Seminerinin açılış konuşmasını yapan Afşin Belediye Başkanı Fazlı Aydoğan, “Komşu şehirlerimizi belediye personeli ve yöneticileriyle beraber ziyaret ettik. Eğitim ile ilgili bir iki program yapabildik. Uzun süreden buyana da bunu nasıl tekrar ederiz ve yerine oturtabiliriz diye bir gayretimiz vardı o da bugüne nasip oldu. İnsan aslında bildiğini düşündüğü birçok şeyi arka planda arzu ettiği kadar içselleştirmediğini ve ondan yeteri kadar faydalanama maduna giremediğini zaman zaman ıskalar.  O yüzden iş körlüğü dediğimiz, dikkat dağılması dediğimiz şeyleri aşmak için böyle bir değişime ihtiyaç duyar. Biz bugün bu sorunu çözmek için bir araya geldik. Doğrusu bu şehrin sorumluları, aydınları, yöneticileri olan bizlerin daha sık bir araya gelip beraberliğin bereketini, bilgi paylaşımını yakalamak için bir gayret göstermemiz lazım. Bu şehirde en ciddi eksiklerden birisi bu. Şehrin kültür derinliğini hareketlendirecek, ona hız verecek, ona katkıda bulunacak bir beraberliğe acil ihtiyacı var bu şehrin. İnşallah bu bir ilk oldu ve bundan sonra arzu ettiğimiz bilgiye ve heyecanı yakaladığımız zaman devamı gelir ve bu şehrimizle ilgili şikayetçi olduğumuz konuları ve eksiklikleri giderecek bir yola girmiş olduk diye düşünüyorum. “dedi.
 Daha sonra konuşma yapan Eğitimci Yazar Abdullah Yılmaz, dilin önemine değindi. Yılmaz, “Dil kusurlu olursa düşünce iyi anlatılamaz; düşünce iyi anlatılmazsa yapılması gerekenler doğru yapılamaz; görevler gereği gibi yapılmazsa kültür bozulur; kültür bozulursa insanlar arasındaki değerler ortadan kalkar. İşte bu nedenledir ki ana dil çok önemlidir. Dil; konuşma, anlaşma, iletişim, düşünme, kültür oluşturma, kültürü yaşatma, kültürü aktarma için vardır. Toplum için bu kadar önemli bir alanda okuryazar kesimin, kişisel gelişimci arkadaşların ve bu ülkeye, insanlığa yön verenlerin ana dilleri konusunda duyarsız ol-malarını anlamakta güçlük çekiyorum.” şeklinde konuştu.
Çeşitli örneklerle dilin önemine dikkat çeken Yılmaz, “Dilin insan yaşamındaki önemini ortaya koymak için şu tarihi gerçek bile yeterlidir.
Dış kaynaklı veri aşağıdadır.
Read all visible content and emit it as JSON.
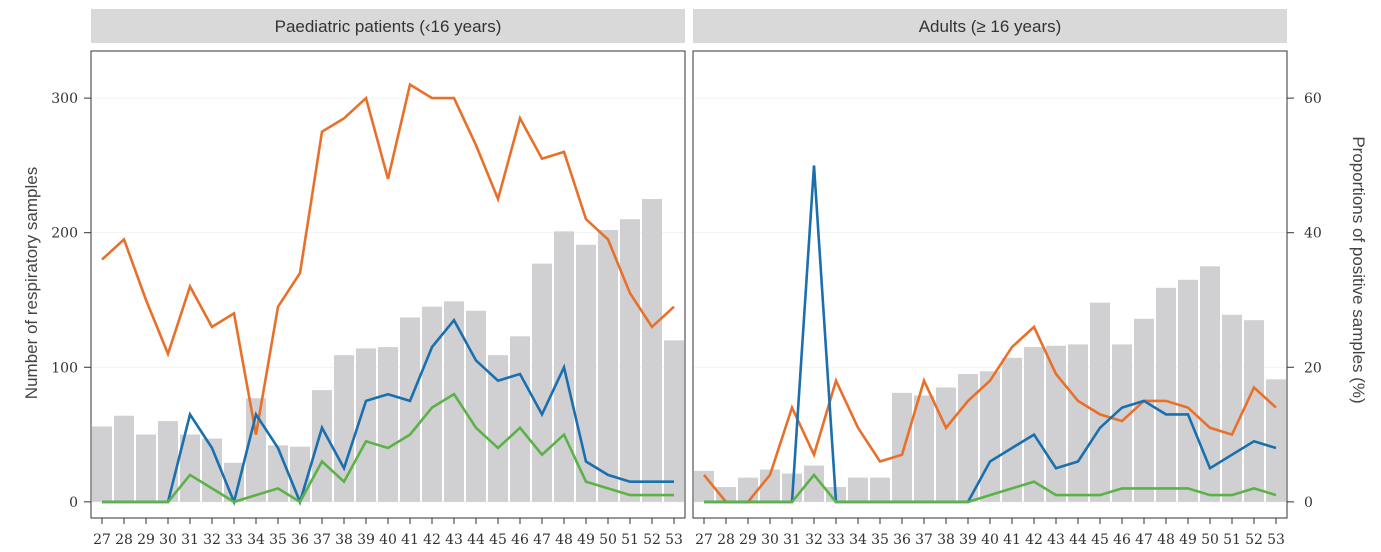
{
  "chart_data": {
    "type": "bar+line",
    "y_left_label": "Number of respiratory samples",
    "y_right_label": "Proportions of positive samples (%)",
    "y_left_ticks": [
      0,
      100,
      200,
      300
    ],
    "y_right_ticks": [
      0,
      20,
      40,
      60
    ],
    "y_left_lim": [
      -12,
      335
    ],
    "y_right_lim": [
      -2.4,
      67
    ],
    "weeks": [
      "27",
      "28",
      "29",
      "30",
      "31",
      "32",
      "33",
      "34",
      "35",
      "36",
      "37",
      "38",
      "39",
      "40",
      "41",
      "42",
      "43",
      "44",
      "45",
      "46",
      "47",
      "48",
      "49",
      "50",
      "51",
      "52",
      "53"
    ],
    "colors": {
      "bars": "#d0d0d2",
      "orange": "#e8702a",
      "blue": "#1a6fae",
      "green": "#5bb246",
      "strip": "#d9d9d9",
      "gridline": "#f2f2f2"
    },
    "panels": [
      {
        "title": "Paediatric patients (‹16 years)",
        "bars": [
          56,
          64,
          50,
          60,
          50,
          47,
          29,
          77,
          42,
          41,
          83,
          109,
          114,
          115,
          137,
          145,
          149,
          142,
          109,
          123,
          177,
          201,
          191,
          202,
          210,
          225,
          120
        ],
        "series": [
          {
            "color": "orange",
            "values": [
              36,
              39,
              30,
              22,
              32,
              26,
              28,
              10,
              29,
              34,
              55,
              57,
              60,
              48,
              62,
              60,
              60,
              53,
              45,
              57,
              51,
              52,
              42,
              39,
              31,
              26,
              29
            ]
          },
          {
            "color": "blue",
            "values": [
              0,
              0,
              0,
              0,
              13,
              8,
              0,
              13,
              8,
              0,
              11,
              5,
              15,
              16,
              15,
              23,
              27,
              21,
              18,
              19,
              13,
              20,
              6,
              4,
              3,
              3,
              3
            ]
          },
          {
            "color": "green",
            "values": [
              0,
              0,
              0,
              0,
              4,
              2,
              0,
              1,
              2,
              0,
              6,
              3,
              9,
              8,
              10,
              14,
              16,
              11,
              8,
              11,
              7,
              10,
              3,
              2,
              1,
              1,
              1
            ]
          }
        ]
      },
      {
        "title": "Adults (≥ 16 years)",
        "bars": [
          23,
          11,
          18,
          24,
          21,
          27,
          11,
          18,
          18,
          81,
          79,
          85,
          95,
          97,
          107,
          115,
          116,
          117,
          148,
          117,
          136,
          159,
          165,
          175,
          139,
          135,
          91
        ],
        "series": [
          {
            "color": "orange",
            "values": [
              4,
              0,
              0,
              4,
              14,
              7,
              18,
              11,
              6,
              7,
              18,
              11,
              15,
              18,
              23,
              26,
              19,
              15,
              13,
              12,
              15,
              15,
              14,
              11,
              10,
              17,
              14
            ]
          },
          {
            "color": "blue",
            "values": [
              0,
              0,
              0,
              0,
              0,
              50,
              0,
              0,
              0,
              0,
              0,
              0,
              0,
              6,
              8,
              10,
              5,
              6,
              11,
              14,
              15,
              13,
              13,
              5,
              7,
              9,
              8
            ]
          },
          {
            "color": "green",
            "values": [
              0,
              0,
              0,
              0,
              0,
              4,
              0,
              0,
              0,
              0,
              0,
              0,
              0,
              1,
              2,
              3,
              1,
              1,
              1,
              2,
              2,
              2,
              2,
              1,
              1,
              2,
              1
            ]
          }
        ]
      }
    ]
  }
}
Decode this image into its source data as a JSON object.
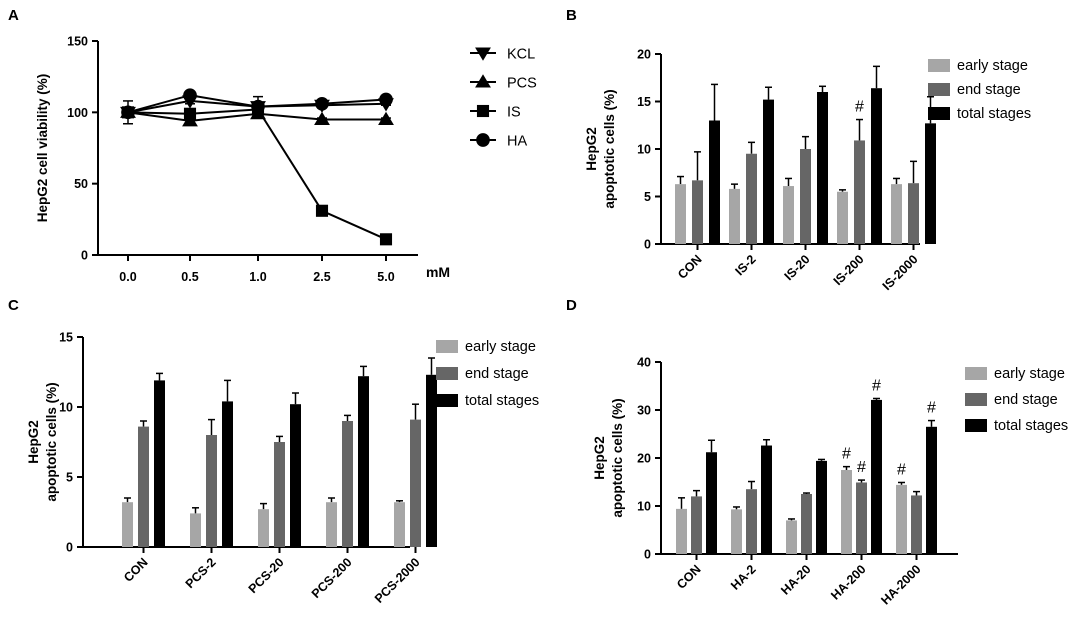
{
  "colors": {
    "early": "#a6a6a6",
    "end": "#666666",
    "total": "#000000",
    "axis": "#000000"
  },
  "chart_data": [
    {
      "panel": "A",
      "type": "line",
      "xlabel": "",
      "x_unit": "mM",
      "ylabel": "HepG2 cell viability (%)",
      "categories": [
        "0.0",
        "0.5",
        "1.0",
        "2.5",
        "5.0"
      ],
      "ylim": [
        0,
        150
      ],
      "yticks": [
        0,
        50,
        100,
        150
      ],
      "series": [
        {
          "name": "KCL",
          "marker": "triangle-down",
          "values": [
            100,
            108,
            104,
            105,
            106
          ],
          "errors": [
            0,
            2,
            3,
            1,
            1
          ]
        },
        {
          "name": "PCS",
          "marker": "triangle-up",
          "values": [
            100,
            94,
            99,
            95,
            95
          ],
          "errors": [
            0,
            2,
            3,
            1,
            1
          ]
        },
        {
          "name": "IS",
          "marker": "square",
          "values": [
            100,
            99,
            102,
            31,
            11
          ],
          "errors": [
            8,
            2,
            3,
            2,
            1
          ]
        },
        {
          "name": "HA",
          "marker": "circle",
          "values": [
            100,
            112,
            104,
            106,
            109
          ],
          "errors": [
            0,
            1,
            7,
            1,
            1
          ]
        }
      ]
    },
    {
      "panel": "B",
      "type": "bar",
      "ylabel_line1": "HepG2",
      "ylabel_line2": "apoptotic cells (%)",
      "categories": [
        "CON",
        "IS-2",
        "IS-20",
        "IS-200",
        "IS-2000"
      ],
      "ylim": [
        0,
        20
      ],
      "yticks": [
        0,
        5,
        10,
        15,
        20
      ],
      "series": [
        {
          "name": "early stage",
          "values": [
            6.3,
            5.8,
            6.1,
            5.5,
            6.3
          ],
          "errors": [
            0.8,
            0.5,
            0.8,
            0.2,
            0.6
          ]
        },
        {
          "name": "end stage",
          "values": [
            6.7,
            9.5,
            10.0,
            10.9,
            6.4
          ],
          "errors": [
            3.0,
            1.2,
            1.3,
            2.2,
            2.3
          ]
        },
        {
          "name": "total stages",
          "values": [
            13.0,
            15.2,
            16.0,
            16.4,
            12.7
          ],
          "errors": [
            3.8,
            1.3,
            0.6,
            2.3,
            2.8
          ]
        }
      ],
      "annotations": [
        {
          "category": "IS-200",
          "series": "end stage",
          "text": "#"
        }
      ]
    },
    {
      "panel": "C",
      "type": "bar",
      "ylabel_line1": "HepG2",
      "ylabel_line2": "apoptotic cells (%)",
      "categories": [
        "CON",
        "PCS-2",
        "PCS-20",
        "PCS-200",
        "PCS-2000"
      ],
      "ylim": [
        0,
        15
      ],
      "yticks": [
        0,
        5,
        10,
        15
      ],
      "series": [
        {
          "name": "early stage",
          "values": [
            3.2,
            2.4,
            2.7,
            3.2,
            3.2
          ],
          "errors": [
            0.3,
            0.4,
            0.4,
            0.3,
            0.1
          ]
        },
        {
          "name": "end stage",
          "values": [
            8.6,
            8.0,
            7.5,
            9.0,
            9.1
          ],
          "errors": [
            0.4,
            1.1,
            0.4,
            0.4,
            1.1
          ]
        },
        {
          "name": "total stages",
          "values": [
            11.9,
            10.4,
            10.2,
            12.2,
            12.3
          ],
          "errors": [
            0.5,
            1.5,
            0.8,
            0.7,
            1.2
          ]
        }
      ],
      "annotations": []
    },
    {
      "panel": "D",
      "type": "bar",
      "ylabel_line1": "HepG2",
      "ylabel_line2": "apoptotic cells (%)",
      "categories": [
        "CON",
        "HA-2",
        "HA-20",
        "HA-200",
        "HA-2000"
      ],
      "ylim": [
        0,
        40
      ],
      "yticks": [
        0,
        10,
        20,
        30,
        40
      ],
      "series": [
        {
          "name": "early stage",
          "values": [
            9.4,
            9.3,
            7.0,
            17.5,
            14.4
          ],
          "errors": [
            2.3,
            0.5,
            0.3,
            0.7,
            0.5
          ]
        },
        {
          "name": "end stage",
          "values": [
            12.0,
            13.5,
            12.5,
            14.9,
            12.2
          ],
          "errors": [
            1.2,
            1.6,
            0.2,
            0.5,
            0.8
          ]
        },
        {
          "name": "total stages",
          "values": [
            21.2,
            22.6,
            19.4,
            32.1,
            26.5
          ],
          "errors": [
            2.5,
            1.2,
            0.3,
            0.3,
            1.3
          ]
        }
      ],
      "annotations": [
        {
          "category": "HA-200",
          "series": "early stage",
          "text": "#"
        },
        {
          "category": "HA-200",
          "series": "end stage",
          "text": "#"
        },
        {
          "category": "HA-200",
          "series": "total stages",
          "text": "#"
        },
        {
          "category": "HA-2000",
          "series": "early stage",
          "text": "#"
        },
        {
          "category": "HA-2000",
          "series": "total stages",
          "text": "#"
        }
      ]
    }
  ]
}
Kutsal Roma-Germen İmparatoru II. Friedrich (1194- 1250)’in farklı bir amaçla yaptığı deneme beni şaşırttığı kadar sanırım sizleri de şaşırtacaktır. Bebeklerin dünyaya ilahi bir dille gelip gelmediklerini merak eden II. Friedrich, hiç kimseyle hiçbir şey konuşmaksızın, iletişim kurmaksızın büyüyecek bebeklerin konuşma çağına geldiklerinde hangi dille konuşacaklarını öğrenmek ister. Bunun için, ülkenin değişik yörelerinden yeni doğmuş bebekleri sarayına getirtir. Dadılar; sütanneler; en iyi aşçılar ayrı ayrı odalardaki bebekleri beslemeye başlarlar. En iyi şekilde karınları doyurulur. Ancak, II. Friedrich, bebeklerle ilgilenenlerden tek bir şey ister. Bebeklere en iyi şekilde bakılacak ama kimse onlarla konuşmayacak, iletişim kurmayacak ve bebeklerin hiçbiri de birbirini görmeyecektir. Bebeklerin dünyaya ilahi bir dil getirip getiremedikleri hiçbir zaman öğrenilemedi. Neden mi? Çünkü bu bebekler konuşma çağına geldiklerinde birer birer ölmüşlerdi. Bu ürkütücü örnekle de anlayabiliriz dilin insan hayatındaki önemini. İnsan hayatında bu kadar önemli olduğu görülen değerimize karşı ne kadar hassasız ve bu hassasiyetin gereklerini ne kadar yerine getiriyoruz?” diye konuştu.